Large language models increasingly rely on inference-time procedures such as chain-of-thought reasoning, self-refinement, retrieval augmentation, and verifier-guided revision, yet the structure of elicited probability transformations under these procedures remains poorly understood. We study externally elicited probability assignments over candidate answers and observe recurring approximate log-ratio relationships: [ \log \tilde q_t(i) = α_t \left( \log q_t(i) + \log b_t(i) \right) + c_t, ] where $q_t$ and $\tilde q_t$ are pre- and post-elicitation probabilities, $b_t$ is an externally constructed evidence signal, and $α_t$ is an empirical descriptor of the prompting configuration. Across 4,975 reasoning problems from GPQA Diamond, TheoremQA, MMLU-Pro, and ARC-Challenge, evaluated on multiple instruction-tuned model families, we observe approximate log-ratio relationships with mean $R^2 \approx 0.76$ over about $1.3 \times 10^5$ candidate-level observations. Coefficients vary across elicitation settings, but qualitatively similar relationships persist across evaluated conditions.
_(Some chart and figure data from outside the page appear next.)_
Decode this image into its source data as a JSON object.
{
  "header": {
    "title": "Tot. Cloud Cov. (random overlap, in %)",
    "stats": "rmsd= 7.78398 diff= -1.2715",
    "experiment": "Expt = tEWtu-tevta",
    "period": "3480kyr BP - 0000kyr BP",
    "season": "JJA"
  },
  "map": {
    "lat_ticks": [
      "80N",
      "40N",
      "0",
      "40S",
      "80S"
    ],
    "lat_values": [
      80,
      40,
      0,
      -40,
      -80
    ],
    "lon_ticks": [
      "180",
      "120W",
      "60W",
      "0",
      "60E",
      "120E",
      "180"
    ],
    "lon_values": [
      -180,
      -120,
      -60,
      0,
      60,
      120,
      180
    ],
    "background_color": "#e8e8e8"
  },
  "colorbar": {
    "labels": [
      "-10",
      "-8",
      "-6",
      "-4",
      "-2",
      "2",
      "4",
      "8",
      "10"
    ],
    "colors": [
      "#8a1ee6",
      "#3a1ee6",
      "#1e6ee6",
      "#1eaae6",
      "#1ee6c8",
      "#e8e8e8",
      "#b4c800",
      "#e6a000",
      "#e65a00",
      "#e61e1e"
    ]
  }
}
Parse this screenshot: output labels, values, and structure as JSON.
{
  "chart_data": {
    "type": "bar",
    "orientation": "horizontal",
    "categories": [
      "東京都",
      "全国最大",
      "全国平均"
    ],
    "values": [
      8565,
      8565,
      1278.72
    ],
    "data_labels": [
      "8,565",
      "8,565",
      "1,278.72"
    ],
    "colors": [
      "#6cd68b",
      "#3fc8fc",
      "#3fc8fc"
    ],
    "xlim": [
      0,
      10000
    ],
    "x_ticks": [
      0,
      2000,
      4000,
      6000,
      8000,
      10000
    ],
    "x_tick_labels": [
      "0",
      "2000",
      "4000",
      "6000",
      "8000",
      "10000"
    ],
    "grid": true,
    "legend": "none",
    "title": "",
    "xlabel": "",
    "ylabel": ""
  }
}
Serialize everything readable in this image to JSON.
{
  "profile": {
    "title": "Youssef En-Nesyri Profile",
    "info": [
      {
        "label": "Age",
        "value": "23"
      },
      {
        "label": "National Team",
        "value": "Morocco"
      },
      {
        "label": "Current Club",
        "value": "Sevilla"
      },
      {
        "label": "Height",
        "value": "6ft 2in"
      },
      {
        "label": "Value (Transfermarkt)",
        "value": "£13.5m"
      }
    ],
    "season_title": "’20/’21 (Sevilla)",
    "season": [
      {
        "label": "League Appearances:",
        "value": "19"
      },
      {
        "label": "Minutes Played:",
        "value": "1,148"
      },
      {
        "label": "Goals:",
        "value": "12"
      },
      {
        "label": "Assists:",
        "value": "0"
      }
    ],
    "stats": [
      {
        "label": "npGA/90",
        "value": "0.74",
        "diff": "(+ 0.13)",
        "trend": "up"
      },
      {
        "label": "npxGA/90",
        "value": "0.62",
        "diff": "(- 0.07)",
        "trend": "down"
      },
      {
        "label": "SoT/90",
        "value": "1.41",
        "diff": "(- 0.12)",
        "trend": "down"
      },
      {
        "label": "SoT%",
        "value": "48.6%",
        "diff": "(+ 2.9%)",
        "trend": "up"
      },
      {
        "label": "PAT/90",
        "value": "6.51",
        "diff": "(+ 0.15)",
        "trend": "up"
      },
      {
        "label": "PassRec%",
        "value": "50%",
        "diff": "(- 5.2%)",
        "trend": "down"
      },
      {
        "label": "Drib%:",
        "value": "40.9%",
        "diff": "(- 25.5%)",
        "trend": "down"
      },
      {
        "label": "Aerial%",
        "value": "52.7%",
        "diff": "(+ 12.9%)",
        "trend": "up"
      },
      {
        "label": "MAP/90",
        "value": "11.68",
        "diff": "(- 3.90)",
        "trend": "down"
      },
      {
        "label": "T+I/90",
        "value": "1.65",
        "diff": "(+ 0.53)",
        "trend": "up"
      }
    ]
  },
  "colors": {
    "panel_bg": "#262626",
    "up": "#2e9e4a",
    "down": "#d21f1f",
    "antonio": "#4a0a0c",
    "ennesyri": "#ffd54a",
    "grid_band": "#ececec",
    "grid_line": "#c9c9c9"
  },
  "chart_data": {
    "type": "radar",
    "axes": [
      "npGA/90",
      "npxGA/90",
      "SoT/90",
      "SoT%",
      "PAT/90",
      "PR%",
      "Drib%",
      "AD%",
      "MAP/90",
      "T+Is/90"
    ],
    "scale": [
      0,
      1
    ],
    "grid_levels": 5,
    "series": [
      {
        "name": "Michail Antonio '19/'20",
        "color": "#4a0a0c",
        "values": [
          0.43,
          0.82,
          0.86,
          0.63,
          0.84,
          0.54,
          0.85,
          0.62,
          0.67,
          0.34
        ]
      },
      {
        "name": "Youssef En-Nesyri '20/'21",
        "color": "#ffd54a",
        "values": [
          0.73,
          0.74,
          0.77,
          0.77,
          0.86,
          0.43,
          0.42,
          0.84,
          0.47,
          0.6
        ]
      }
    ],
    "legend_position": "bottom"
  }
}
Robustness analyses using alternative statistical representations, prompting configurations, held-out evaluation, and token-level log-probabilities suggest that the observed structure is not tied to one prompting procedure or probability estimation method. The main contribution is not the algebraic form itself, which is related to generalized Bayesian updating and probability-transformation frameworks, but the empirical observation that diverse inference-time prompting pipelines repeatedly exhibit reproducible log-ratio structure under controlled conditions. The framework provides a protocol-sensitive perspective for analyzing calibration, evidence amplification, uncertainty propagation, and interaction sensitivity in inference-time LLM pipelines.